October 12, 2014

Our Lady of the Pillar

We are celebrating the Feast of Our Lady of the Pillar with a High Mass, I couldn't help but share the beautiful write up in our booklet....

written by local friend and organist extraordiaire

Perhaps the oldest devotion to Our Lady, in Europe, is the devotion to Our Lady of the Pillar. Her feast day of October 12 coincides with the discovery of the Americas, by Christopher Columbus, on October 12, 1492, under the sponsorship of King Ferdinand of Spain.
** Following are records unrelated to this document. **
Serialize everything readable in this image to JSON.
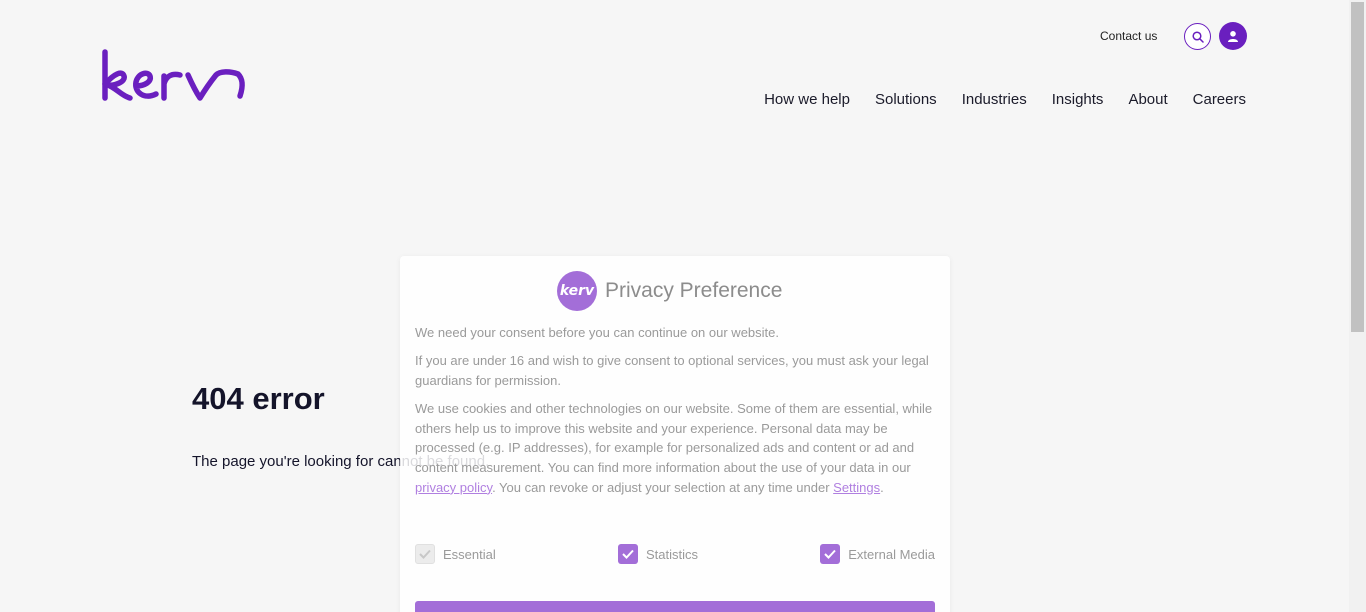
{
  "header": {
    "logo_text": "kerv",
    "contact_label": "Contact us",
    "nav": [
      {
        "label": "How we help"
      },
      {
        "label": "Solutions"
      },
      {
        "label": "Industries"
      },
      {
        "label": "Insights"
      },
      {
        "label": "About"
      },
      {
        "label": "Careers"
      }
    ]
  },
  "error": {
    "title": "404 error",
    "message": "The page you're looking for cannot be found."
  },
  "privacy": {
    "logo_text": "kerv",
    "title": "Privacy Preference",
    "p1": "We need your consent before you can continue on our website.",
    "p2": "If you are under 16 and wish to give consent to optional services, you must ask your legal guardians for permission.",
    "p3_before": "We use cookies and other technologies on our website. Some of them are essential, while others help us to improve this website and your experience. Personal data may be processed (e.g. IP addresses), for example for personalized ads and content or ad and content measurement. You can find more information about the use of your data in our ",
    "privacy_link": "privacy policy",
    "p3_middle": ". You can revoke or adjust your selection at any time under ",
    "settings_link": "Settings",
    "p3_after": ".",
    "checkboxes": [
      {
        "label": "Essential",
        "checked": true,
        "disabled": true
      },
      {
        "label": "Statistics",
        "checked": true,
        "disabled": false
      },
      {
        "label": "External Media",
        "checked": true,
        "disabled": false
      }
    ]
  },
  "colors": {
    "brand": "#6a1fbf",
    "brand_light": "#a36ed8",
    "background": "#f6f6f6"
  }
}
According to tradition, seven years after the death of Jesus, the Apostle James (the Greater), had traveled as far west as Spain to preach the Gospel. Named "Son of Thunder" (Mark 3:17), St. James had a faith that was burning, impetuous, and outspoken. His mission in Spain, however, had little success, and St. James was ready to give up his efforts to evangelize the pagans there, when Our Lady suddenly intervened by miraculously appearing to him on January 2, 40 A.D., atop a pillar of gemstone carried by angels, and accompanied by celestial music. She gave him the six-foot jasper
pillar (the jasper cannot be matched anywhere in the world), and also a fifteen-inch wooden statue of herself with the Infant Jesus on her left arm, who Himself holds a dove sitting on His left palm. With encouraging words, Mary assured the Apostle James that the people of Hispania would become Christians and that their faith would be as strong and durable as the pillar on which she stood. With these words, she instructed him to build a church in Her honor: "This place is to be my house, and this image and column shall be the title and altar of the temple that you shall build." This apparition of the Mother of God is the only known one to have taken place before her Assumption into Heaven, which did not occur until at least twelve years later.

About a year after the apparition, James arranged to build a small chapel in Mary's honor, the first Church ever dedicated to the honor of the Virgin Mary. The pillar left by the Virgin Mary is presently enshrined in the Basilica-Cathedral of Our Lady of the Pillar, in Zaragoza, Spain, and numerous healings throughout the ages have been attributed to the Virgin by those visiting the site seeking Her help. The pillar has survived numerous disasters that beset the church, including fire and bombing. In 1936, two aerial bombs were dropped on the shrine church, but neither exploded. Those bombs now hang on the shrine wall, showing the power of Our Lady's protection.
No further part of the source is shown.